Tears streamed down his face as he recalled how much he missed Frank. He'd do anything just to have the short one in his arms right now. All he could do was keep imagining it though, because there was no way Frank felt the same. His friend tried to tell him how Frank felt about him and how much Frank really did like him. Although, Gerard was just one of those people who wouldn't believe or trust anyone with this sort of information without some form of physical proof from either the man himself or Frank's friends. It was just some sort of trust issue that everyone always pushed off as a short phase but, deep down, Gerard knew it wasn't, because he'd felt this way for quite some time now. However, the severity of it all just kept increasing. The therapist couldn't do jack shit and Gerard knew that, but he didn't want to break it to his mother that he spent an entire hour bitching to some lady with an emotional health major about everything when all he got in return was some shitty sympathy from a human stone. No matter how much he tried, he couldn't come forward to his mother to tell her that the countless amounts of money were being spent on some shit wall decal within the office they entered every week.

He'd been failing everybody his entire life, but nobody has ever confronted the him on the subject besides himself. He'd been failing his mother by wasting her cash on his shit emotional strength. He'd been failing Frank by not coming forth with enough confidence to actually tell him how he felt.
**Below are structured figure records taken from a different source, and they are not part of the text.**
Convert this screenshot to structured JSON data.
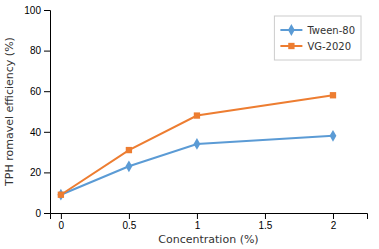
{
  "chart_data": {
    "type": "line",
    "x": [
      0,
      0.5,
      1,
      2
    ],
    "series": [
      {
        "name": "Tween-80",
        "color": "#5b9bd5",
        "values": [
          9,
          23,
          34,
          38
        ],
        "marker": "diamond"
      },
      {
        "name": "VG-2020",
        "color": "#ed7d31",
        "values": [
          9,
          31,
          48,
          58
        ],
        "marker": "square"
      }
    ],
    "xlabel": "Concentration (%)",
    "ylabel": "TPH romavel efficiency (%)",
    "xlim": [
      -0.08,
      2.25
    ],
    "ylim": [
      0,
      100
    ],
    "xticks": [
      0,
      0.5,
      1,
      1.5,
      2
    ],
    "yticks": [
      0,
      20,
      40,
      60,
      80,
      100
    ],
    "legend": "upper right",
    "grid": false
  }
}
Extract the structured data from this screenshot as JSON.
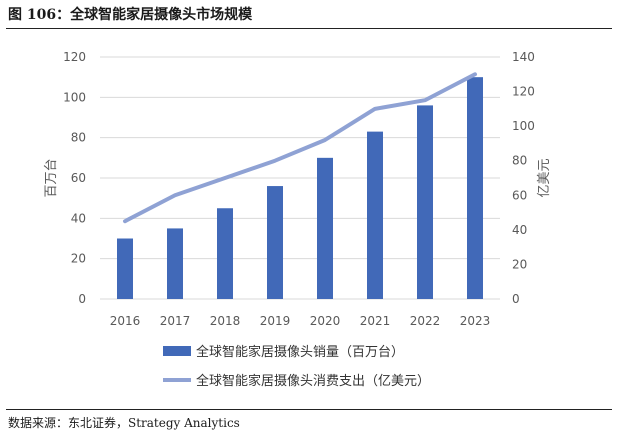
{
  "figure": {
    "title": "图 106：全球智能家居摄像头市场规模",
    "source": "数据来源：东北证券，Strategy Analytics"
  },
  "chart_data": {
    "type": "bar+line",
    "categories": [
      "2016",
      "2017",
      "2018",
      "2019",
      "2020",
      "2021",
      "2022",
      "2023"
    ],
    "series": [
      {
        "name": "全球智能家居摄像头销量（百万台）",
        "type": "bar",
        "axis": "left",
        "color": "#4169b8",
        "values": [
          30,
          35,
          45,
          56,
          70,
          83,
          96,
          110
        ]
      },
      {
        "name": "全球智能家居摄像头消费支出（亿美元）",
        "type": "line",
        "axis": "right",
        "color": "#8fa2d4",
        "values": [
          45,
          60,
          70,
          80,
          92,
          110,
          115,
          130
        ]
      }
    ],
    "left_axis": {
      "label": "百万台",
      "min": 0,
      "max": 120,
      "ticks": [
        0,
        20,
        40,
        60,
        80,
        100,
        120
      ]
    },
    "right_axis": {
      "label": "亿美元",
      "min": 0,
      "max": 140,
      "ticks": [
        0,
        20,
        40,
        60,
        80,
        100,
        120,
        140
      ]
    },
    "grid": true,
    "legend_position": "bottom"
  }
}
He'd been failing Mikey since the day he was born. But most importantly, he'd been failing himself.

Gerard lied to himself on a daily basis about how it will get better. About how, some day, Frank will show his love. Although, Gerard is only friend-zoning himself and, sooner or later, he'll get completely screwed over, and Frank will marry that Jamia chick who works at Frank's favorite coffee shop. Sure, that may sound outrageous to anyone else, but deep within Gerard's self-conscience, the idea lurked. And, sure, Jamia was a minimum-wage cashier working at a low-end coffee shop, who shared no connection to Frank up to this very moment, but somehow Frank would become part of her life. Gerard's feeling would be shadowed by Frank's beautiful children and his loving wife.

He had this gut feeling that he'd be left to rot in a pit of his own guilt. All he would ever amount to would be a self-loathing potato who stares at a Twitter screen for the rest of his life. And for some amount of time, he'll become so fed up with social-stalking Frank, he'll forget to feed himself and end up blacking out in his own king-sized bed. He'd sit alone for days to come with nobody to discover his under-fed corpse that lay rotting within the ocean of comforters.

And, bloody hell, the only thing keeping Gerard from buying 30 cats is the legal system and his own guilt. The guilt that if he forgot to feed himself, he'd certainly forget to feed the innocent kittens and the last thing Gerard wanted was 30 starving kittens meowing at his boney flesh.

And, sure, Gerard's mind would come up with some scenarios that are so far-fetched that not even Shakespeare could come up with them. Something about his self-pity made him feel somewhat narcissistic, but he knew it wasn't quite narcissism because of the way he felt towards himself.

Maybe Gerard was just a reversely-narcissistic, self-loathing, under-fed potato who was slightly masochistic, but he knew there was something about the adorably-short, ink-covered, punk-rock-af Frank Iero that set Gerard off and unleashed all forms of attraction to the other male.

So sure, maybe things could go wrong, but what if they manage to go right? Like, for once in Gerard's life, he didn't screw up everything. What if Jamia was just some random extra character in a background scene who only took Frank's cash because he wanted so many black coffees? What if Gerard's friends weren't actually lying to him? What if Gerard were to actually managed to open up to Frank about all of his feely-feels? Okay, let's not get too carried away here. But maybe one day, Gerard would be sat happily next to his wedded husband, Frank Iero-Way. Sure, one day was rather far-fetched, but it kept Gerard striving and wanting to be alive, even if just for a few more minutes every night. Even if it was just another day, it was another day well-spent on the thoughts of Frank Iero.